What College Majors Are Necessary to Become a General Practitioner?

General practitioners work with patients of all ages.
General practitioners work with patients of all ages. (Image: Jupiterimages/Comstock/Getty Images)

Doctors who work as general practitioners need a wide range of knowledge in the medical field. This is typically gained by completing medical school and then a general residency. Aspiring doctors may not know, however, what undergraduate major to pursue or which majors to consider as they embark on their medical career.


Pre-medicine is a major that aspiring medical students sometimes assume that they need to get into medical school. However, pre-medicine is not required. Medical schools simply look for qualified candidates who have a strong background in math and science, a high grade point average and good scores on the Medical College Admission Test.
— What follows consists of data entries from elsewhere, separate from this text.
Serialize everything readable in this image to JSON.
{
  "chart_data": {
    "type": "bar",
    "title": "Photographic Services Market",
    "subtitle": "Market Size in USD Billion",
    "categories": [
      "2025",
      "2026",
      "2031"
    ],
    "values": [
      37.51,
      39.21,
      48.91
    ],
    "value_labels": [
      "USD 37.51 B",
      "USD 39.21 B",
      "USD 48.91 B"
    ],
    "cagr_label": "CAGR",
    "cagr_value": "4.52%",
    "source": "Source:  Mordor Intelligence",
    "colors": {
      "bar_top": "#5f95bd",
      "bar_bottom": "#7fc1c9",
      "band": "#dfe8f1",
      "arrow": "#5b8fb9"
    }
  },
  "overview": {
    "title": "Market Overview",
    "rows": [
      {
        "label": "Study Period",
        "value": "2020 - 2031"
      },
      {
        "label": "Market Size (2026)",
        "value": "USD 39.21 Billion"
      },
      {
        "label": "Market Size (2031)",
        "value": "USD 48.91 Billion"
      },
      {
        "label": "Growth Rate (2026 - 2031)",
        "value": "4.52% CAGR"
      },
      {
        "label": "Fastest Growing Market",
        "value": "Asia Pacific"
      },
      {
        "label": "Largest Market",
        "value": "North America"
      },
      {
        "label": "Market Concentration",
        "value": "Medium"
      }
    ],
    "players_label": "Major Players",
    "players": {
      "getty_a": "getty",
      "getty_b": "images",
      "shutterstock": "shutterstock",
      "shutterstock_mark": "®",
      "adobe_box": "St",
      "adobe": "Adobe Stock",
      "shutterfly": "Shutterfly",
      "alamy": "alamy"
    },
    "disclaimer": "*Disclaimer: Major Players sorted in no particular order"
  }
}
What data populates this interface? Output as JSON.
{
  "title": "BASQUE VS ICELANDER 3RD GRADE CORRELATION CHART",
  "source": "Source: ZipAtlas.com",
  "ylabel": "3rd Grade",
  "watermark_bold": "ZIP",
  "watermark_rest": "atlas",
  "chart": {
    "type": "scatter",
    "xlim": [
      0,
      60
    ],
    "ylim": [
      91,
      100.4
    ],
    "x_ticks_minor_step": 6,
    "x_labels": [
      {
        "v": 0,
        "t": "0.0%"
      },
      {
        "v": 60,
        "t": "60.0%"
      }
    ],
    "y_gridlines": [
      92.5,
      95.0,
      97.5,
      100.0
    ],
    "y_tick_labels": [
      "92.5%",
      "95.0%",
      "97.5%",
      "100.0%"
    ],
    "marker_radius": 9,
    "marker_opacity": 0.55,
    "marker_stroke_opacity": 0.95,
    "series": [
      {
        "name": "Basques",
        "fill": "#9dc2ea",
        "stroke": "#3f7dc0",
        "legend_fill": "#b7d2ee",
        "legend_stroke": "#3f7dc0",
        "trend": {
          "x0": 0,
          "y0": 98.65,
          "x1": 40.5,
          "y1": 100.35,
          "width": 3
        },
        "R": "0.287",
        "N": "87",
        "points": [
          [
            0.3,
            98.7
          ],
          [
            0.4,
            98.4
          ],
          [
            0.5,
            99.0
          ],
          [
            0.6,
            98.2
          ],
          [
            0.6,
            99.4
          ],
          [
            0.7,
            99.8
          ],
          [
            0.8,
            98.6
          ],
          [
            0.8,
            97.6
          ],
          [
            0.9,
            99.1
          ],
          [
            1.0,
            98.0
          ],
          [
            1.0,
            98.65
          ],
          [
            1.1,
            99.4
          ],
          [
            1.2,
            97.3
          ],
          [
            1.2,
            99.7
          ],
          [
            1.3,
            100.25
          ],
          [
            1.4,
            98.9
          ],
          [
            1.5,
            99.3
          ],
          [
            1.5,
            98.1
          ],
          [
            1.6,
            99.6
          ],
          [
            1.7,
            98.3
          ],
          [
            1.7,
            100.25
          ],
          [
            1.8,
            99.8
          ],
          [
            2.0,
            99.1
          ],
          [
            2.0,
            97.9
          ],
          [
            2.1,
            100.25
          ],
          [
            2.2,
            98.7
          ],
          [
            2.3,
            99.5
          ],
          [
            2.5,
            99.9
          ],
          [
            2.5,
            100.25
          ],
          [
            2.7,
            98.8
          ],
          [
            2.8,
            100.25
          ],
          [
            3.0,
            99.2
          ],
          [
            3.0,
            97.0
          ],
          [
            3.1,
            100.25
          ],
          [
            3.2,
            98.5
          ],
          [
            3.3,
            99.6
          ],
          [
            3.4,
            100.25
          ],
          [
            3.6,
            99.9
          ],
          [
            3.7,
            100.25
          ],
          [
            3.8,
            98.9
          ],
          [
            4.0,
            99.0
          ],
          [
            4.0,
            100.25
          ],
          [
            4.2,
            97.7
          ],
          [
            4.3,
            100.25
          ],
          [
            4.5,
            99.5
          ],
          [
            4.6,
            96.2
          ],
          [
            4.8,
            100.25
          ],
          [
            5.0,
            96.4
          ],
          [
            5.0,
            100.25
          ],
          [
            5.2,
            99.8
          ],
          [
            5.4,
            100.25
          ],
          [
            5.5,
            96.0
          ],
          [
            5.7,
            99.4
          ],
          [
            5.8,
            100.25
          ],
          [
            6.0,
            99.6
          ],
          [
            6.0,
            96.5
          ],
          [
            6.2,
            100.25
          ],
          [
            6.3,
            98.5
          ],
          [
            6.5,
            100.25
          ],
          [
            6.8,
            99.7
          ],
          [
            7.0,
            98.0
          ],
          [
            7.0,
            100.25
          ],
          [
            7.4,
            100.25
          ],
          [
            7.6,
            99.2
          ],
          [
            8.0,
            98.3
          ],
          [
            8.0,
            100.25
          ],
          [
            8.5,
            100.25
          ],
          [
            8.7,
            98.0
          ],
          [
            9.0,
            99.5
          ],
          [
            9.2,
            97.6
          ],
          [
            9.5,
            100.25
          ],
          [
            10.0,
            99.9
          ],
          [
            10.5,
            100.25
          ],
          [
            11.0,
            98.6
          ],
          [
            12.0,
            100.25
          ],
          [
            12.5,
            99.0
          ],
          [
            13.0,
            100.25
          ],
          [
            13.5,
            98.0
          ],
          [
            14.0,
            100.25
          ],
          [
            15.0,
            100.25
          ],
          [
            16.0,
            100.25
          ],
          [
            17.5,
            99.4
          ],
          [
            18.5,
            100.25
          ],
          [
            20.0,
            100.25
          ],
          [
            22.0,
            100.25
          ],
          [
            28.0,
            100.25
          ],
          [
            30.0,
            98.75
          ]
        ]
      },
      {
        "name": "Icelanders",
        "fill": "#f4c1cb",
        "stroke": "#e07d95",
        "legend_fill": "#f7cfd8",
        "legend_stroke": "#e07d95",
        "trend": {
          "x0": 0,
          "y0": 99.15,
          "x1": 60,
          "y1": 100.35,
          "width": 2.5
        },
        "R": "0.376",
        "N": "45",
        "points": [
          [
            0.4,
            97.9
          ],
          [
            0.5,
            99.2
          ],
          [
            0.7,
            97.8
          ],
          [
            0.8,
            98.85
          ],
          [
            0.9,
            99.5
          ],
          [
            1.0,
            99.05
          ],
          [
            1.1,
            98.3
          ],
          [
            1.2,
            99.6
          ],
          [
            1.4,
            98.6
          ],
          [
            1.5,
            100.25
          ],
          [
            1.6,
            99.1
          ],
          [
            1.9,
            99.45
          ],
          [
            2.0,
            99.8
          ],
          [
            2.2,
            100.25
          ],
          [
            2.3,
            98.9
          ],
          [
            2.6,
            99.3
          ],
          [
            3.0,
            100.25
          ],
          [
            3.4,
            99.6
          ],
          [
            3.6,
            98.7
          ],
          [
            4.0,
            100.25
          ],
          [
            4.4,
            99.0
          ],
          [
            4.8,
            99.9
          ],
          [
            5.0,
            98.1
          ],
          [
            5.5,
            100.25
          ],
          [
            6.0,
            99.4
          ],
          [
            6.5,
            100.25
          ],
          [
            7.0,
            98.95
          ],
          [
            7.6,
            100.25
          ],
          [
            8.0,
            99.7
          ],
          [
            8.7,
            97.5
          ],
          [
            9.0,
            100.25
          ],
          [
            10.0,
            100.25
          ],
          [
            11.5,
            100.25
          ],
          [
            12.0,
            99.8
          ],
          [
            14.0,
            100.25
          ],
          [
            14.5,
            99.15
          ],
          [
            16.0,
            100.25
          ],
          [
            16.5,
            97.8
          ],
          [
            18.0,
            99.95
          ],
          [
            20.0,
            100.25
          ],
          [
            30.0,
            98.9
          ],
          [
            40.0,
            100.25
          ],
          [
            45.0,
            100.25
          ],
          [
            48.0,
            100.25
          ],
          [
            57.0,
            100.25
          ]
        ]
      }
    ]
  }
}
Because of the need for vast knowledge of the human body and basic biological processes, some aspiring general practitioners pursue bachelor's degrees in biology. Like pre-medicine major, the biology major focuses on math and science and emphasizes different areas of biology. Courses of study can include areas like general biology, biochemistry and human anatomy and physiology. In many biology programs, students begin with a basic biology course and take several more advanced and progressively advanced general biology courses.


A biochemistry major provides the aspiring medical student with a broad background in both chemistry and biology, which are both integral to studies in the medical field. A degree in biochemistry will require courses in areas like cellular biology, genetics, inorganic and organic chemistry, human anatomy and physiology and microbiology.

Other Majors

A degree in a liberal arts field like anthropology or a social science major like sociology can qualify the would-be doctor for medical school to become a general practitioner. A study conducted by Knox College in 2000 showed that undergraduate majors in various fields like anthropology, English and economics were just as likely to get into medical school as someone pursuing a pre-medicine major or one of the closely related science fields like biomedical engineering or chemistry.